"unreachable Executed!" When Calling Large Device Function

Hi All,

I struggled with the following error for a good while before figuring out a solution:

1>CudaBuild:
1> Compiling CUDA source file CalcHomography.cu…
1>
1> C:\Projects\UAV\Source\Libraries\Technology\CAGpu>“C:\Program Files\NVIDIA GPU Computing Toolkit\CUDA\v4.2\bin\nvcc.exe” -gencode=arch=compute_20,code="sm_21,compute_20" --use-local-env --cl-version 2010 -ccbin “c:\Program Files (x86)\Microsoft Visual Studio 10.0\VC\bin\x86_amd64” -I"C:\Program Files\NVIDIA GPU Computing Toolkit\CUDA\v4.2\include" --keep-dir “x64\Release” -maxrregcount=0 --machine 64 --compile -Xcompiler "/EHsc /nologo /Ox /Zi /MD " -o “x64\Release\CalcHomography.cu.obj” “C:\Projects\UAV\Source\Libraries\Technology\CAGpu\CalcHomography.cu”
1> CalcHomography.cu
1> tmpxft_00000568_00000000-0_CalcHomography.cudafe1.gpu
1> tmpxft_00000568_00000000-5_CalcHomography.cudafe2.gpu
1> CalcHomography.cu
1> UNREACHABLE executed!
1>
1> This application has requested the Runtime to terminate it in an unusual way.
1> Please contact the application’s support team for more information.
1>C:\Program Files (x86)\MSBuild\Microsoft.Cpp\v4.0\BuildCustomizations\CUDA 4.2.targets(361,9): error MSB3721: The command ““C:\Program Files\NVIDIA GPU Computing Toolkit\CUDA\v4.2\bin\nvcc.exe” -gencode=arch=compute_20,code="sm_21,compute_20" --use-local-env --cl-version 2010 -ccbin “c:\Program Files (x86)\Microsoft Visual Studio 10.0\VC\bin\x86_amd64” -I"C:\Program Files\NVIDIA GPU Computing Toolkit\CUDA\v4.2\include” --keep-dir “x64\Release” -maxrregcount=0 --machine 64 --compile -Xcompiler “/EHsc /nologo /Ox /Zi /MD " -o “x64\Release\CalcHomography.cu.obj” “C:\Projects\UAV\Source\Libraries\Technology\CAGpu\CalcHomography.cu”” exited with code 3.
1>
1>Build FAILED.

As you can see, I’m using CUDA 4.2 (on 32-bit VS 2010 Pro, cross-compiling for x64 on a Windows 7 box).

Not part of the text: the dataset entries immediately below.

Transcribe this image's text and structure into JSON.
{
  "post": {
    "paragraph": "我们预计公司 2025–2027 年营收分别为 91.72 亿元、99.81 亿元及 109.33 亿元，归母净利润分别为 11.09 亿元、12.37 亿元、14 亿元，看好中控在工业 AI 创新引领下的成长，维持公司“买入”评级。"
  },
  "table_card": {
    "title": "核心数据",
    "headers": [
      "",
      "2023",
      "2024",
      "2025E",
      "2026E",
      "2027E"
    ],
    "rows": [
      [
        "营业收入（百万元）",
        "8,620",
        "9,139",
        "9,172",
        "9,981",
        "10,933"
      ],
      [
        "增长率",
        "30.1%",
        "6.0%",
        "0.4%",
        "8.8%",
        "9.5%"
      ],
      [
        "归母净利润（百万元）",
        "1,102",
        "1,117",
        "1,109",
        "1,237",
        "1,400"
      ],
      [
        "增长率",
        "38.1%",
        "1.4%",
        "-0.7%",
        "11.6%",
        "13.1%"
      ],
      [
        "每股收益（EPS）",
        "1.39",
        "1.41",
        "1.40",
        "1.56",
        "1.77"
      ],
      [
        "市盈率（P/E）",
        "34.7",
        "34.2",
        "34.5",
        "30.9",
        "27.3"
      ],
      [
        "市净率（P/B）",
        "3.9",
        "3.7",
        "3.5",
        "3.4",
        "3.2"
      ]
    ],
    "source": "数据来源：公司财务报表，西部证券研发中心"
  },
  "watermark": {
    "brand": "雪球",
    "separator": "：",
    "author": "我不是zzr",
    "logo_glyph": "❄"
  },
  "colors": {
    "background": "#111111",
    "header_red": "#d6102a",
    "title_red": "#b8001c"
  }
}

In CalcHomography.cu at one point I call a long (>200 lines) SVD device function, and commenting out the call stopped this error. I was baffled that when doing a test, making a call to the same SVD function from another, smaller calling function would compile fine. Eventually, I tried adding noinline to SVD declaration, and it worked. In other words, it seems the compiler just fails when the function (with inlining) gets too big. The weird thing is that it seems to be happening on the host pass (after the .gpu files have been generated), and I have no idea why the CPU compiler would have an issue with device-only code. Anyway, hope this helps someone else.

-Nick

This looks like some sort of internal compiler error to me. I am glad you found a workaround by disabling inlining, but since this happens with the CUDA 4.2 compiler when targetting sm_2x, it would be very helpful if you could file a bug against the compiler, attaching a self-contained repro case. Thank you for your help!